Most IVF patients believe in a woman's right to decide what should become of remaining embryos after the death of a partner, according to a new study from the law faculty at the University of Technology, Sydney.
But few understood that, unless they had given express written consent, they would not be able to use the embryos after the death of a partner.
The study of 400 past and present IVF patients concluded rules surrounding the storage of embryos were ''intrusive and disrespectful''.
About 120,000 embryos are in storage facilities around Australia.
''Of all the issues we address in the study, it was on the issue of own use after death of a partner that we found the most dramatic mismatch between law, consent forms and people's express wishes,'' said the study, Enhancing Reproductive Opportunity.
The issue is highlighted by the case of Tim and Maria Cleve. Tim was diagnosed with brain cancer at the age of 23, and though he was not then in a relationship he stored some sperm in case the chemotherapy made him sterile.
Three years later he fell in love with Maria, who lived near him in the town of Kilmore, an hour north of Melbourne, and two years into their marriage they began the process of IVF and had a son, Ned.
But ss the pregnancy progressed, so too did Mr Cleve's brain tumour.
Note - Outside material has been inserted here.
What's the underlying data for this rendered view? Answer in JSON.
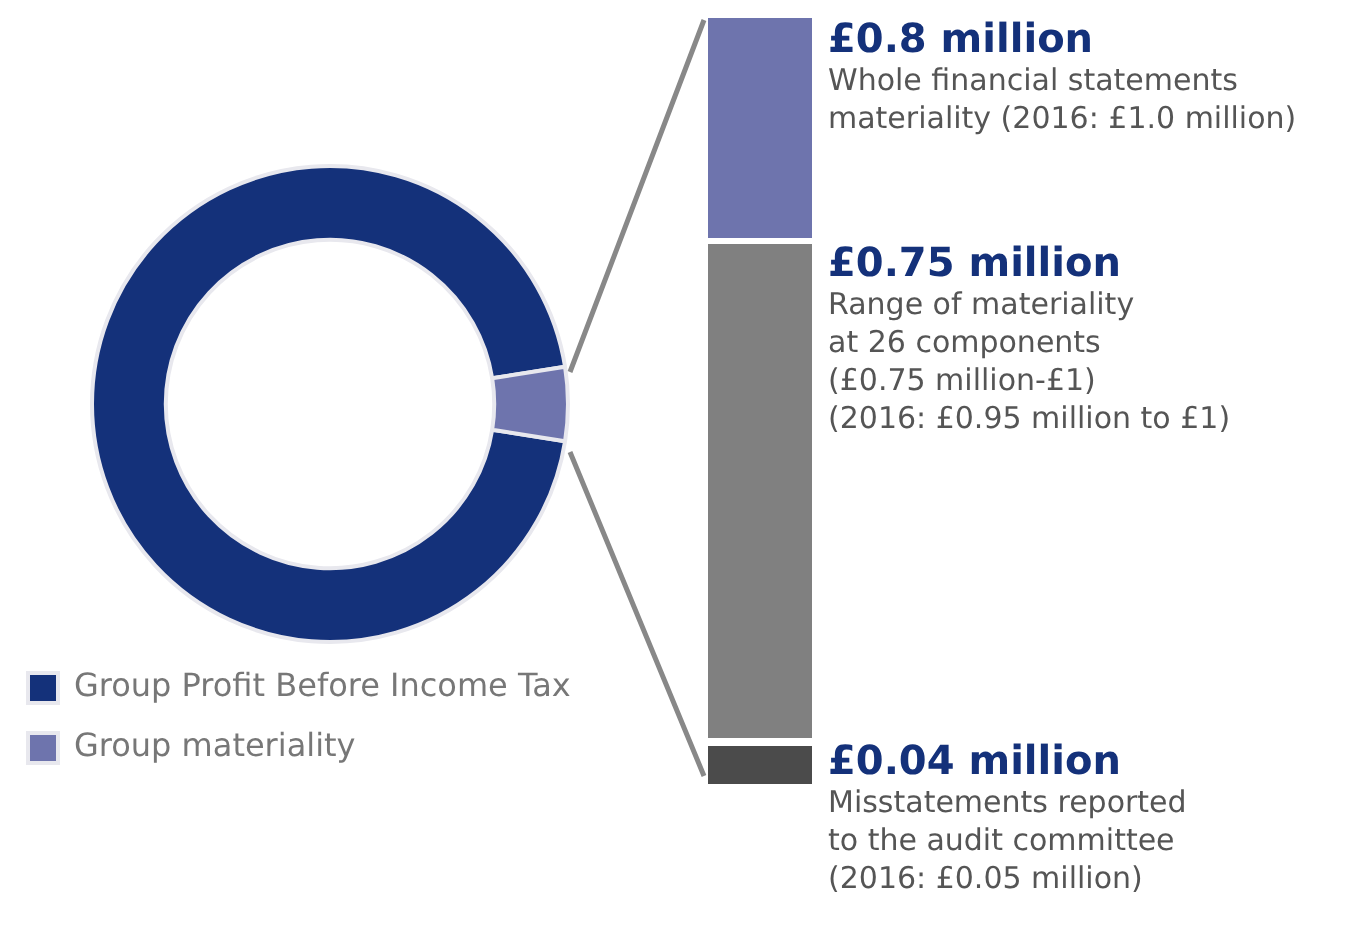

Mr Cleve lived long enough to cradle his son. Four months later he died.
Mrs Cleve would like to use the frozen sperm to conceive a sibling for Ned, but the couple signed documents agreeing that neither of them would conceive using the other's gametes in the event that one of them died. ''At the time, the reasoning was we tried to live with the attitude that he was going to get better, even though we knew he wasn't,'' Mrs Cleve said. Her only option is to convince a clinic in the ACT or Queensland to do the treatment. Then she needs to persuade the Victorian Assisted Reproductive Treatment Authority to transfer the sperm to that clinic. ''I know Tim would want me to have another baby,'' she said.
The study recommends that the current position of the NHMRC [National Health and Medical Research Council] ethical guidelines and state legislation requiring express written consent to posthumous use by the deceased should be reversed, to help people like Mrs Cleve.
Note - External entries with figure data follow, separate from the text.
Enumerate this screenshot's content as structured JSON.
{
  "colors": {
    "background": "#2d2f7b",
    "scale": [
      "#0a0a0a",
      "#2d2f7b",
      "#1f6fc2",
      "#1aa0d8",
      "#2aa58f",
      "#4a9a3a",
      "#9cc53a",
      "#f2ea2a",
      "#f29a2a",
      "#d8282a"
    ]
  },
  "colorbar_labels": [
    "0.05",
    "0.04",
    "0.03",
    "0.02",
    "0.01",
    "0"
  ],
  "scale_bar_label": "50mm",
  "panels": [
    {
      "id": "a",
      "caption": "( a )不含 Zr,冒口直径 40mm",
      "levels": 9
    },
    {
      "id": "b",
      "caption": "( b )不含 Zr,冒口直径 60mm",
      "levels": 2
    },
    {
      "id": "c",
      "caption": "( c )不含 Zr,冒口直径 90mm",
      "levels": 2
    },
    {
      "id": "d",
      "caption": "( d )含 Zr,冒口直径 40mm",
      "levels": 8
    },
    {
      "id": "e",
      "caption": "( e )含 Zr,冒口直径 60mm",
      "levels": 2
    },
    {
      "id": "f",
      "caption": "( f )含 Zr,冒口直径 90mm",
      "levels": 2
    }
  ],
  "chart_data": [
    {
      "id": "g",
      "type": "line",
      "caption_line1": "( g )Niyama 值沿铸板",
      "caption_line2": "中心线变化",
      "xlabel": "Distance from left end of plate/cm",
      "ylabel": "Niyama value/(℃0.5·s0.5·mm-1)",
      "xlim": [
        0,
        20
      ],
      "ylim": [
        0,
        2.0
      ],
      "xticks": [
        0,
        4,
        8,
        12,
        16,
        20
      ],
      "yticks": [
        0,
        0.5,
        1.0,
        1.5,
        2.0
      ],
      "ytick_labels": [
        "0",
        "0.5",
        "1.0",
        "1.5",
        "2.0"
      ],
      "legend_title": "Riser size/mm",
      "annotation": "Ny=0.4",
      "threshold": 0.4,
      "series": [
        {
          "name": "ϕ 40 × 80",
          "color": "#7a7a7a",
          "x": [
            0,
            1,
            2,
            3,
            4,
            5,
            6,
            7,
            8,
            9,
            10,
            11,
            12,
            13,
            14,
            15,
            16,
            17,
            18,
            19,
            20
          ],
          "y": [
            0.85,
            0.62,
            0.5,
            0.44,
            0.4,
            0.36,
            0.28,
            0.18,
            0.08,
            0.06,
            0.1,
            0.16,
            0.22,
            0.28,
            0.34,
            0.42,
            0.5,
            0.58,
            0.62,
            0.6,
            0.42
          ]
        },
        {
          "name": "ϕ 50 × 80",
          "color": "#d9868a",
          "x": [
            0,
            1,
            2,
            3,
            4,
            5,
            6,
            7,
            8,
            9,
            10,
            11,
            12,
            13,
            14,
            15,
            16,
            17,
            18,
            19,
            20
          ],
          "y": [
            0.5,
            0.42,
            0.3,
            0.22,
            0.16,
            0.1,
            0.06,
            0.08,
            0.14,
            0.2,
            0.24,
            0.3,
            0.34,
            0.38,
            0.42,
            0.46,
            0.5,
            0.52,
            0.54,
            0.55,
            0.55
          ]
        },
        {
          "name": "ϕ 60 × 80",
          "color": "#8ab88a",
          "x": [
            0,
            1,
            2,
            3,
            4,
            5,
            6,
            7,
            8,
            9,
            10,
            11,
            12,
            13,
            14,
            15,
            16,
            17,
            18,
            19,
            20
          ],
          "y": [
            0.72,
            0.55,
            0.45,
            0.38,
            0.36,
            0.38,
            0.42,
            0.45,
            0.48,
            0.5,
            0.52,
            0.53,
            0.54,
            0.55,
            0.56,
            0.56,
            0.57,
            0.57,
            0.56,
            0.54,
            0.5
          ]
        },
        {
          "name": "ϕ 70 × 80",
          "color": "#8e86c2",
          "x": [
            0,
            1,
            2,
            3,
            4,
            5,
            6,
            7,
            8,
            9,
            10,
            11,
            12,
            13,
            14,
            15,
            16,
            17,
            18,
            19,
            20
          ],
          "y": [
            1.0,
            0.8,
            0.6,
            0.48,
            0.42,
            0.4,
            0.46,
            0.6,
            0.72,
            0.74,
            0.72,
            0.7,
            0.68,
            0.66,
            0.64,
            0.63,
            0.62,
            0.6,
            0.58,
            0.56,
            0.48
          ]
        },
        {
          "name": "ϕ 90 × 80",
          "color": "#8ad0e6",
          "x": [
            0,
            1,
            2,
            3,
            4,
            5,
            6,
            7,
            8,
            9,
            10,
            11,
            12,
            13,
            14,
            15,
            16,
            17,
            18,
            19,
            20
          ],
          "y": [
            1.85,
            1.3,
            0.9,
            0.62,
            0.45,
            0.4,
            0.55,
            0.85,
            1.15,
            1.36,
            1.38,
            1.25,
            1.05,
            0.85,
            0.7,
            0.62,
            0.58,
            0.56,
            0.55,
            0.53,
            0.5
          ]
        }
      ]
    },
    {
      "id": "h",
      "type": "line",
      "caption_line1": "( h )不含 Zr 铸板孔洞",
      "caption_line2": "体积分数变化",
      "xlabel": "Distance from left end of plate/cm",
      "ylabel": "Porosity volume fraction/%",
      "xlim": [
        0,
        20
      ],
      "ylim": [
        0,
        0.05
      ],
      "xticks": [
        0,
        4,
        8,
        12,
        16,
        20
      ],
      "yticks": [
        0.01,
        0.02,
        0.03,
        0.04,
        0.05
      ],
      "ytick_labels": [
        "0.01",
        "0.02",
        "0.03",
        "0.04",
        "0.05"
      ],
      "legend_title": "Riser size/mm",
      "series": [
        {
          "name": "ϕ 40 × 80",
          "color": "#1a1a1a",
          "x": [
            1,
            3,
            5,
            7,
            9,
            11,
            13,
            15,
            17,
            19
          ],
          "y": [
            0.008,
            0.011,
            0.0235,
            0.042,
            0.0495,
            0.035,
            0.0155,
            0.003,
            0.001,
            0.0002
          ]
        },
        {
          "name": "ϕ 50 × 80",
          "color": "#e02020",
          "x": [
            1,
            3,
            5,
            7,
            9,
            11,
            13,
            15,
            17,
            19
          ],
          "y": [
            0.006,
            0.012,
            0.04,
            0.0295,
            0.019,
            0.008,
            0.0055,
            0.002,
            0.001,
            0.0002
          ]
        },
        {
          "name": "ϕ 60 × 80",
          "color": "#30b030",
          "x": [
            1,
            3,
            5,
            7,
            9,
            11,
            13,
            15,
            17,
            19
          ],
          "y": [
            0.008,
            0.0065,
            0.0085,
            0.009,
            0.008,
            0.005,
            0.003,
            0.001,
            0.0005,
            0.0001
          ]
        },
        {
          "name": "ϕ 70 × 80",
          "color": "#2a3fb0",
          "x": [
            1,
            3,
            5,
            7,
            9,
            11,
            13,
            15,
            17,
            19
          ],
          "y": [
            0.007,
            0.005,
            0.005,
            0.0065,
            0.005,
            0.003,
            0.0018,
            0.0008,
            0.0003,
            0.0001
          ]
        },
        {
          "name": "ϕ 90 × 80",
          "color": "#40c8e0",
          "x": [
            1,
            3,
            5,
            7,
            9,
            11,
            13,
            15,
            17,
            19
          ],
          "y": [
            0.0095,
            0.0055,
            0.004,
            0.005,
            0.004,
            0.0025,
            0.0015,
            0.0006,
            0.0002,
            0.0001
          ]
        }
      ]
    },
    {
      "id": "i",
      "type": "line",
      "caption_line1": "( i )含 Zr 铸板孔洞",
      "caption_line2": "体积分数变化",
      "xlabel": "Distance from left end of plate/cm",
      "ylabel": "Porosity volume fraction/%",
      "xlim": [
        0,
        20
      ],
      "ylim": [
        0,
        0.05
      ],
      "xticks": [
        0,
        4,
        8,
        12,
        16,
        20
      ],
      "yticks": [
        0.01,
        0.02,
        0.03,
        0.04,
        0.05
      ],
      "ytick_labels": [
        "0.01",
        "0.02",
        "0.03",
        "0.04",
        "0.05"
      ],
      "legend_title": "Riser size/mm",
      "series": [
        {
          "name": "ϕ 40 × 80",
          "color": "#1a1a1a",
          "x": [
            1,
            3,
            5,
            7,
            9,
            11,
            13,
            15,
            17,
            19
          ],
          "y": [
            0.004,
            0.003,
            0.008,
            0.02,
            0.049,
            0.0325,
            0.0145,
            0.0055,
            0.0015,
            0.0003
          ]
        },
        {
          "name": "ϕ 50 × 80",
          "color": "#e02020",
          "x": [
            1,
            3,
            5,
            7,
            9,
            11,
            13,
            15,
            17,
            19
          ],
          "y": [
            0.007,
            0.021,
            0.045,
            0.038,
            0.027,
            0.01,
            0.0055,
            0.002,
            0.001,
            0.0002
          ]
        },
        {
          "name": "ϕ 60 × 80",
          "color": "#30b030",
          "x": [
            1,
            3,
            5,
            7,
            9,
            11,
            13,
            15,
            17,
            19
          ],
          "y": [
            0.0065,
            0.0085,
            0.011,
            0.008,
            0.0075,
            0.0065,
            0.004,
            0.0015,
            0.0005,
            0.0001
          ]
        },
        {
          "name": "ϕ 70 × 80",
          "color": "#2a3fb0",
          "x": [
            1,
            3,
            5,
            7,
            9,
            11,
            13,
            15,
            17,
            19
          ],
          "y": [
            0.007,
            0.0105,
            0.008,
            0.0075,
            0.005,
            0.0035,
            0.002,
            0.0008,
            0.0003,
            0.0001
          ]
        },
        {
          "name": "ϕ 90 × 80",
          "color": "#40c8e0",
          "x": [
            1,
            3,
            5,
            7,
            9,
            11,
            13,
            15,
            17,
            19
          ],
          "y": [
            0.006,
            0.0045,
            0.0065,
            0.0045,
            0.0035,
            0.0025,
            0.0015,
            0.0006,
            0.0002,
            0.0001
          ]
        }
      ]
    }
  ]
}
The lead author, Professor Jenni Millbank, said the presumption should be in favour of allowing surviving partners to use stored embryos.
''The law regards it as the exception, that it's something we should have written consent for and that it's weird and wrong,'' Professor Millbank said.
''But the people we spoke to thought the deceased had implicitly consented to the survivors having control by doing IVF.
''It was a very strong finding that it wasn't a decision for clinics, it wasn't a decision for government, it was a decision for survivors.''
In fact, it was a ''myth'' that survivors retained any control over the embryos, because if they gave instructions for them to be donated or held forever, those wishes would be ignored anyway, Professor Millbank said.
The Fertility Society of Australia, an organisation for IVF clinics, had an informal policy of free storage for servicemen ''in case they don't come back,'' said Michael Chapman, the society's vice president.
But he said they were encouraged to give written consent for partners to use their gametes in that event. They are also advised to change their wills to that effect.
Professor Chapman agreed that if patients had undergone IVF treatment, they had implicitly consented to the use of those embryos.
''If I was a man who had put sperm in storage, to some extent I would believe that it might be used if I passed away,'' he said.
But, in accordance with the law, his clinic, IVF Australia, advised patients that if there was no express consent form for the posthumous use of embryos, they may be destroyed.